O desenvolvimento do nível narrativo nos revela um programa narrativo de base
onde esse interlocutor procura ter uma resposta para essa adivinhação, a qual o seu
destinador é ninguém mais que ele mesmo. Ansioso por sabê-la, defronta-se com um
antissujeito definido pelo não saber a resposta, que o faz ter que superar uma “fase de
perguntação” para poder, enfim, se encontrar com o objeto-valor. Essas perguntas
realizadas ao longo do texto servem de programas narrativos de uso, que, apesar de não
se ter respostas imediatas para esses questionamentos, pressupõe-se uma conjunção com
o programa de base — e, portanto, agem como adjuvantes ao sujeito em busca do seu
objeto-valor —, pelo fato do tom conclusivo predominante dado na terceira estrofe em
diante, que permitem inferir que o sujeito já chegou a uma capacidade de dar a resposta
ao que se questionava.
Ao analisar o nível discursivo, percebe-se que as isotopias perpassam o texto
inteiro associadas à oposição fundamental da obra, de modo que a imoralidade, os
lugares apertados, o silêncio e a não liberdade são associadas ao campo /obscuro/,
enquanto as isotopias de expressão em alto volume, dos lugares aberto-públicos, da
libertação dos prazeres (que se relaciona à da imoralidade, a do sexo, a dos sem valor
social). A actorialização nos permite identificar que o narrador está implícito antes do
texto, como quem dá a voz para o interlocutor, que decorre a falar por toda a música,
questionando em boa parte, como alguém que espera resposta de um “tu” inscrito no
discurso. As categorias de pessoa-espaço-tempo permitem visualizar na primeira parte
um interlocutor falando sobre eles-alhures-agora, e eles-lá-então na segunda parte.

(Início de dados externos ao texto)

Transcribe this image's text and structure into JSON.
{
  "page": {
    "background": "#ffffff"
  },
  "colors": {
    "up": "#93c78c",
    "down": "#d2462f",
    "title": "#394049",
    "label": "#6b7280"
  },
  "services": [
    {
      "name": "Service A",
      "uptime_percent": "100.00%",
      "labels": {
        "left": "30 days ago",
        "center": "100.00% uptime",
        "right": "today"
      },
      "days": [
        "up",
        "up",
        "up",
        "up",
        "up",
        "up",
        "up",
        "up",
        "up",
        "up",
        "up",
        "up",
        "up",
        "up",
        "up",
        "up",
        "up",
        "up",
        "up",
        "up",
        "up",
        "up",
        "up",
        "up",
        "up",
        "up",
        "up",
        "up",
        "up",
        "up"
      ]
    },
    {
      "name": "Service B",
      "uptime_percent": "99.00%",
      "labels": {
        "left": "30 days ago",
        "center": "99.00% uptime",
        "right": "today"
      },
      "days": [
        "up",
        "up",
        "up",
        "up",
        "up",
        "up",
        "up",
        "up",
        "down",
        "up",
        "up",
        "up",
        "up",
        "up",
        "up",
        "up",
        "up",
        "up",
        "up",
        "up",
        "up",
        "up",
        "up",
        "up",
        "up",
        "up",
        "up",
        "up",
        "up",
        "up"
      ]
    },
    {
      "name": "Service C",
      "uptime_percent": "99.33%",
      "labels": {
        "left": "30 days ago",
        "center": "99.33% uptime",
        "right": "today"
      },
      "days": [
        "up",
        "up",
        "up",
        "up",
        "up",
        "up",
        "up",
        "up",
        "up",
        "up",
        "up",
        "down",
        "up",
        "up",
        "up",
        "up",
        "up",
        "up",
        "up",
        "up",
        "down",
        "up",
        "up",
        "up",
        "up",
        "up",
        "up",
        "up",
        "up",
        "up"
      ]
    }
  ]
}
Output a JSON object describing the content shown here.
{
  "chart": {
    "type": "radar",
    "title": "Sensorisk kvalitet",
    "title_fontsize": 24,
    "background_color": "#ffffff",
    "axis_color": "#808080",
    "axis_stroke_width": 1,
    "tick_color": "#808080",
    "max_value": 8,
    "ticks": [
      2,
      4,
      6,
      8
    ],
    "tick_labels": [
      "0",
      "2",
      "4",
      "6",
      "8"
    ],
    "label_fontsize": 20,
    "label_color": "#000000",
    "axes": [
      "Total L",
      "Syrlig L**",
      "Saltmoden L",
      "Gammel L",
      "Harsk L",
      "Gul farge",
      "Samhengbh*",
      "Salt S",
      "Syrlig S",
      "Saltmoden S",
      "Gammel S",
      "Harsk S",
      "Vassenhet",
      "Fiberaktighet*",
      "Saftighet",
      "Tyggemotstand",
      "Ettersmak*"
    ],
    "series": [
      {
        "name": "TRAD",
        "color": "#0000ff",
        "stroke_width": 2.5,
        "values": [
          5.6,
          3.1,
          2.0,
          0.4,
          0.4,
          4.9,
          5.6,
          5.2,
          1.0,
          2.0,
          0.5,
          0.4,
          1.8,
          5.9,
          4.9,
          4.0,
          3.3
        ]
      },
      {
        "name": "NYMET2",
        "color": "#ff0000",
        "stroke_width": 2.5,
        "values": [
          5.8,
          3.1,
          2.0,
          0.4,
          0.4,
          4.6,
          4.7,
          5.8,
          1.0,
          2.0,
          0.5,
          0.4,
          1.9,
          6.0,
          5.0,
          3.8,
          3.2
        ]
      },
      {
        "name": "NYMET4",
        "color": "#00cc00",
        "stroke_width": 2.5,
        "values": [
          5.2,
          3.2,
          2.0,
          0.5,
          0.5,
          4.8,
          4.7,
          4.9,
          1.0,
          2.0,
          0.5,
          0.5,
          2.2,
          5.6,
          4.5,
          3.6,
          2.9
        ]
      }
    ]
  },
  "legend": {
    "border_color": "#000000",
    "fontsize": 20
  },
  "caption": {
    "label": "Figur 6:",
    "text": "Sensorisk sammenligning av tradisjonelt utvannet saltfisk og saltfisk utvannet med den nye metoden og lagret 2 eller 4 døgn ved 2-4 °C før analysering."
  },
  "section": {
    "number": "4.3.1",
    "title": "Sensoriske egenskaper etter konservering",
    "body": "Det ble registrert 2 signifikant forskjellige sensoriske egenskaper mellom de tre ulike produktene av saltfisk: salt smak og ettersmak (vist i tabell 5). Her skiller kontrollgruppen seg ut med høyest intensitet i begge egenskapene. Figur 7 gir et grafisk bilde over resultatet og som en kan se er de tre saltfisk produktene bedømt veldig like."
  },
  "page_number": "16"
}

No nível da manifestação, aliterações de oclusivas e fricativas nas duas
primeiras estrofes revelam, para além do conteúdo, que a expressão também está com
sentido de estar “difícil de liberar”; algo que se quer sair, mas encontra certa
dificuldade.
Com a presença do tema da libertação dos prazeres e do sexo, do campo da
/clareza/, esses níveis do percurso gerativo de sentido e a atribuição de valores eufóricos
e disfóricos aos temas apresentados, nesta leitura realizada, revelam um apreço pela
libertação, sobretudo sexual e moral. Dada a fama do autor de cifrar temas polêmicos de
maneiras tão sutis, vê-se a necessidade desse tipo de libertação numa sociedade onde a
moral exacerbada e a liberdade eram restritas, que também é retratada no filme.
REFERÊNCIAS BIBLIOGRÁFICAS

HOLLANDA, F. B. de. O que será (à flor da terra). In: Meus Caros Amigos. Rio de
Janeiro: Phonogram/Philips. 1976. (2 min 47 s)
FIORIN, J. L. Elementos de análise do discurso. 15ª edição. 6ª reimpressão
São Paulo: Editora Contexto, 2022.
GREIMAS, A. J. Semântica Estrutural. [S. l.]: Cultrix, 1973.